Investing.com - The dollar fell against a currency basket on Thursday after the third Federal Reserve rate cut this year, as investors took indications of a potential pause in the easing cycle with a pinch of salt.
In lowering its key overnight lending rate by a quarter of a percentage point to a target range of between 1.50% and 1.75% the U.S. central bank dropped a previous reference in its policy statement that it "will act as appropriate" to sustain the economic expansion - language that was considered a sign for future cuts.
The lack of a clear indication from the Fed that it is done with easing for now was seen as less hawkish than expected, sending the dollar lower.
"The new, slightly shorter, statement tries to keep their options open and puts them back into a data-dependent mode, but circumstances could mean that they have less optionality than they think," said Tim Foster, portfolio manager at Fidelity International in London.

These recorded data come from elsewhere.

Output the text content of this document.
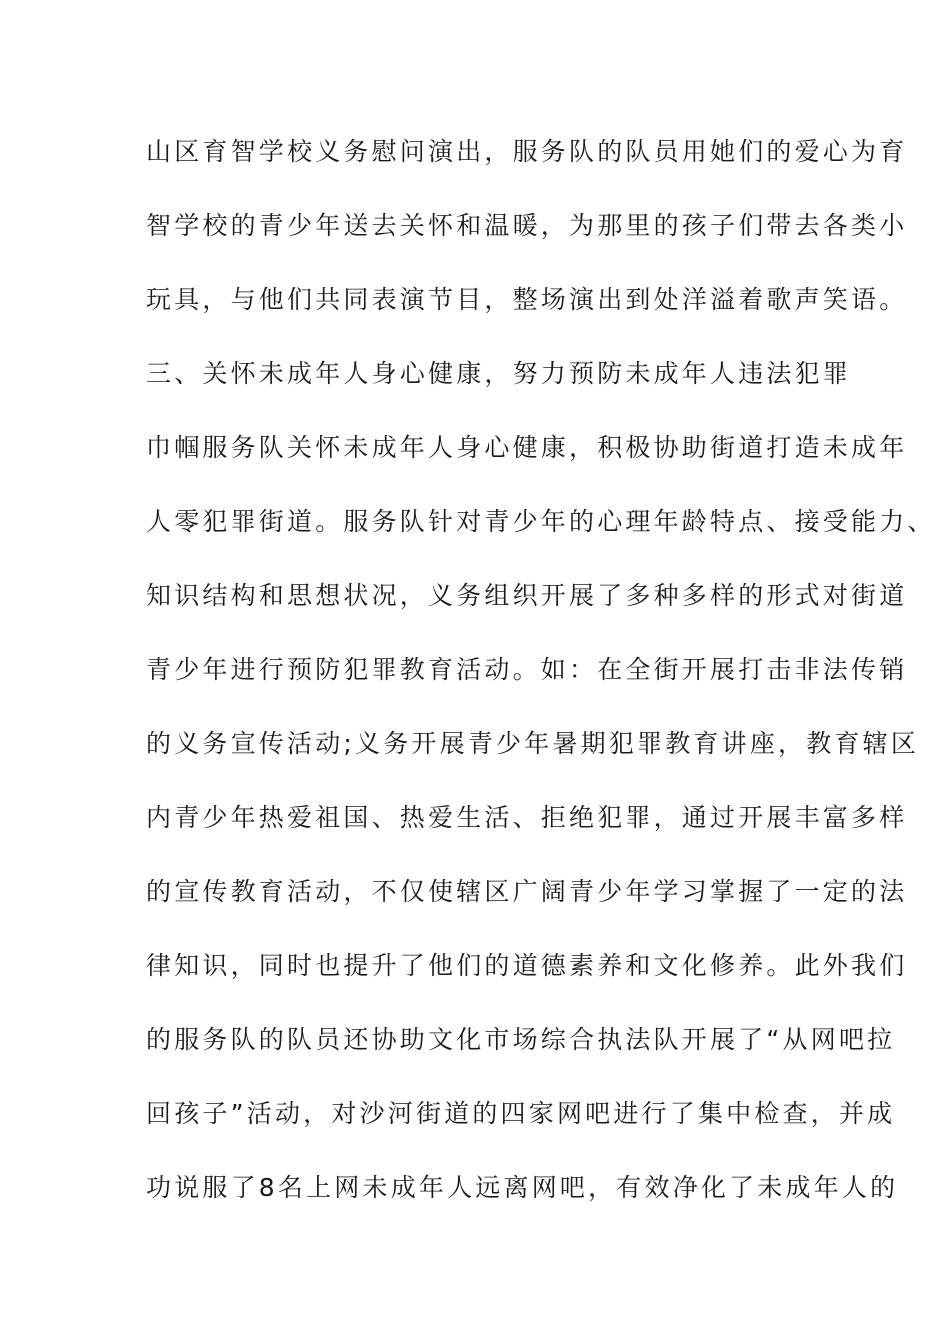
山区育智学校义务慰问演出，服务队的队员用她们的爱心为育
智学校的青少年送去关怀和温暖，为那里的孩子们带去各类小
玩具，与他们共同表演节目，整场演出到处洋溢着歌声笑语。
三、关怀未成年人身心健康，努力预防未成年人违法犯罪
巾帼服务队关怀未成年人身心健康，积极协助街道打造未成年
人零犯罪街道。服务队针对青少年的心理年龄特点、接受能力、
知识结构和思想状况，义务组织开展了多种多样的形式对街道
青少年进行预防犯罪教育活动。如：在全街开展打击非法传销
的义务宣传活动;义务开展青少年暑期犯罪教育讲座，教育辖区
内青少年热爱祖国、热爱生活、拒绝犯罪，通过开展丰富多样
的宣传教育活动，不仅使辖区广阔青少年学习掌握了一定的法
律知识，同时也提升了他们的道德素养和文化修养。此外我们
的服务队的队员还协助文化市场综合执法队开展了“从网吧拉
回孩子”活动，对沙河街道的四家网吧进行了集中检查，并成
功说服了8名上网未成年人远离网吧，有效净化了未成年人的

The U.S. dollar index was down 0.3% at 97.11 by 04:33 AM ET (08:33 GMT), its lowest level in a week.
The euro was up 0.14% to 1.1164, while the greenback last traded at 108.61 yen, 0.2% lower on the day.

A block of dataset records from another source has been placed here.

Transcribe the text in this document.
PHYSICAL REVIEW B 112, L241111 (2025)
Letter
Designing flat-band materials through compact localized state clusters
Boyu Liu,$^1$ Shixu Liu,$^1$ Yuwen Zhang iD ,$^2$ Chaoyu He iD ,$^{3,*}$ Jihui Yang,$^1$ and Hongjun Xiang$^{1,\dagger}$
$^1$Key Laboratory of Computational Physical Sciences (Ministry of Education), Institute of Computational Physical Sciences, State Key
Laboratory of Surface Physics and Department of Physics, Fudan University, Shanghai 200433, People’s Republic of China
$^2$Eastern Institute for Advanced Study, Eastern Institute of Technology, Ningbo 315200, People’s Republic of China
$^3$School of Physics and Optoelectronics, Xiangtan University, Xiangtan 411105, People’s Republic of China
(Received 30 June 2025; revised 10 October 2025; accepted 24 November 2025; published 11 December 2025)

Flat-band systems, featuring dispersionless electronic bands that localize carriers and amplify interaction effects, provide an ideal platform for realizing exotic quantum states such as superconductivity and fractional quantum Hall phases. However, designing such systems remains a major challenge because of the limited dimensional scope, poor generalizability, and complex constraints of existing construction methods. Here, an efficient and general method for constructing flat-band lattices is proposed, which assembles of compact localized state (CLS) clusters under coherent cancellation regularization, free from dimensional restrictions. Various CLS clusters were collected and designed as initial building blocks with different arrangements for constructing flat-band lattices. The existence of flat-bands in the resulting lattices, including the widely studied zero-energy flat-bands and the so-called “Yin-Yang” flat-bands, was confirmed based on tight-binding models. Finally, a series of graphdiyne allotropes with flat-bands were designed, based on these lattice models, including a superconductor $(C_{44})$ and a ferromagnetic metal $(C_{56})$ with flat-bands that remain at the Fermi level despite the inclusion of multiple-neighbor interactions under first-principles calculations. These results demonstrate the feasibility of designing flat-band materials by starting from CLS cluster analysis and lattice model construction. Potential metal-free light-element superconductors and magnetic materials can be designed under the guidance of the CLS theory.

The dollar was pressured lower against the safe-haven yen by the news that Chile has withdrawn as host of an APEC summit in November where the U.S. and China had been expected to take major steps towards resolving their protracted trade war.
Hopes that the world's largest economies would soon agree on a partial deal has boosted risk appetite this week.

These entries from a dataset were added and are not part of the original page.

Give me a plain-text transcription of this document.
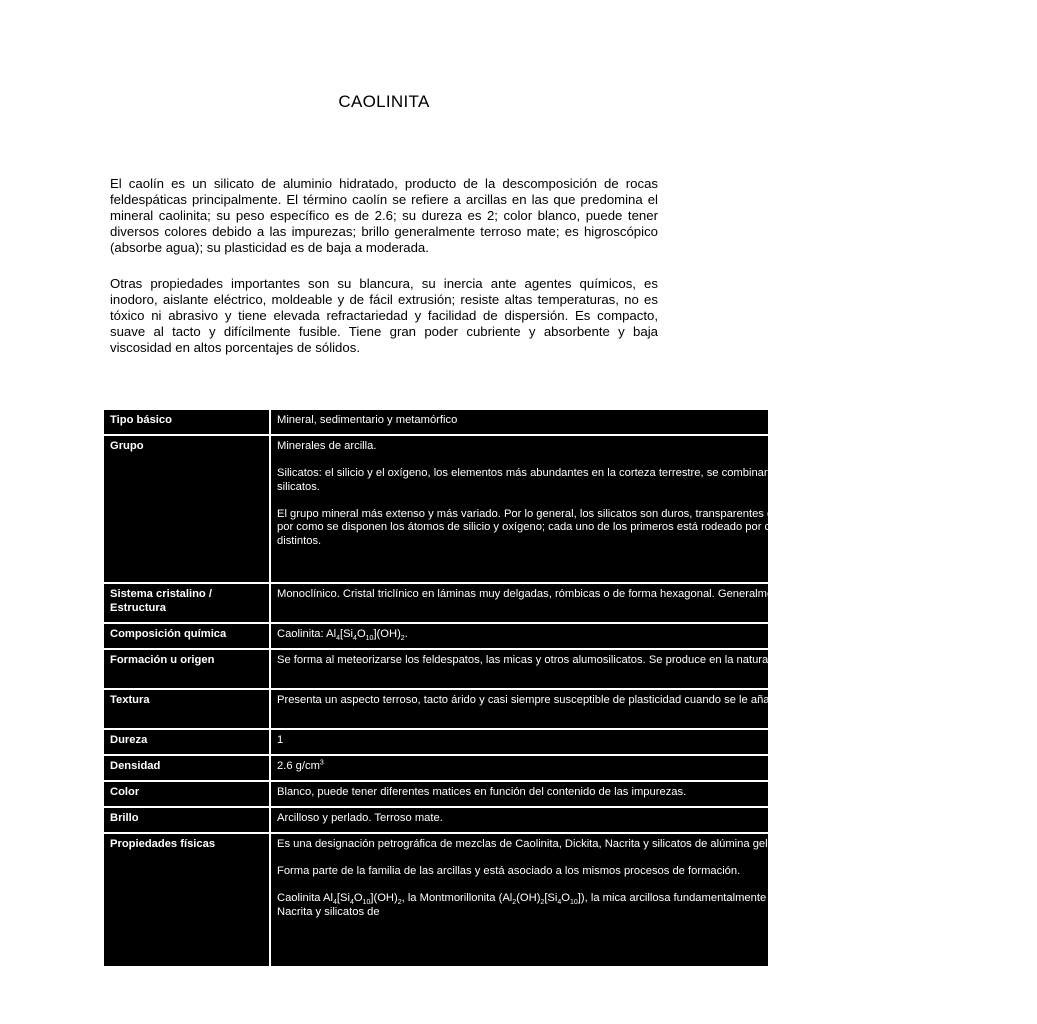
CAOLINITA

El caolín es un silicato de aluminio hidratado, producto de la descomposición de rocas feldespáticas principalmente. El término caolín se refiere a arcillas en las que predomina el mineral caolinita; su peso específico es de 2.6; su dureza es 2; color blanco, puede tener diversos colores debido a las impurezas; brillo generalmente terroso mate; es higroscópico (absorbe agua); su plasticidad es de baja a moderada.

Otras propiedades importantes son su blancura, su inercia ante agentes químicos, es inodoro, aislante eléctrico, moldeable y de fácil extrusión; resiste altas temperaturas, no es tóxico ni abrasivo y tiene elevada refractariedad y facilidad de dispersión. Es compacto, suave al tacto y difícilmente fusible. Tiene gran poder cubriente y absorbente y baja viscosidad en altos porcentajes de sólidos.

Tipo básico	Mineral, sedimentario y metamórfico

Grupo	Minerales de arcilla.

Silicatos: el silicio y el oxígeno, los elementos más abundantes en la corteza terrestre, se combinan con diversos elementos metálicos para producir silicatos.

El grupo mineral más extenso y más variado. Por lo general, los silicatos son duros, transparentes o translúcidos y densidad media. Se suelen agrupar por como se disponen los átomos de silicio y oxígeno; cada uno de los primeros está rodeado por cuatro de los segundos. Existen más de 900 silicatos distintos.

Sistema cristalino / Estructura	Monoclínico. Cristal triclínico en láminas muy delgadas, rómbicas o de forma hexagonal. Generalmente en masas arcillosas.

Composición química	Caolinita: $Al_4[Si_4O_{10}](OH)_2$.

Formación u origen	Se forma al meteorizarse los feldespatos, las micas y otros alumosilicatos. Se produce en la naturaleza, $O_3$.

Textura	Presenta un aspecto terroso, tacto árido y casi siempre susceptible de plasticidad cuando se le añade agua

Dureza	1

Densidad	2.6 $g/cm^3$

Color	Blanco, puede tener diferentes matices en función del contenido de las impurezas.

Brillo	Arcilloso y perlado. Terroso mate.

Propiedades físicas	Es una designación petrográfica de mezclas de Caolinita, Dickita, Nacrita y silicatos de alúmina gelatinosos puros e hidratados.

Forma parte de la familia de las arcillas y está asociado a los mismos procesos de formación.

Caolinita $Al_4[Si_4O_{10}](OH)_2$, la Montmorillonita $(Al_2(OH)_2[Si_4O_{10}])$, la mica arcillosa fundamentalmente Illita (K $(OH)_2Al_2(Si_3Al$ $O_{10}$), y la Clorita, Dickita, Nacrita y silicatos de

“The fact that Chile has cancelled the mid-November APEC Summit should not be a deal breaker for the U.S. and China to reach a truce," said Tai Hui, Asia chief market strategist at JPMogan Asset Management in Hong Kong.
"If the two sides were genuinely willing to reach an interim deal before mid-December, when the next scheduled hike in tariff on Chinese exports is due to take place, they will find a venue to get the deal done."
The Bank of Japan kept its monetary policy steady on Thursday but introduced new forward guidance to more clearly signal the future chance of a rate cut, underlining its concern over global economic risks.
The British pound pushed higher after Prime Minister Boris Johnson won parliamentary approval on Wednesday to hold a general election in December.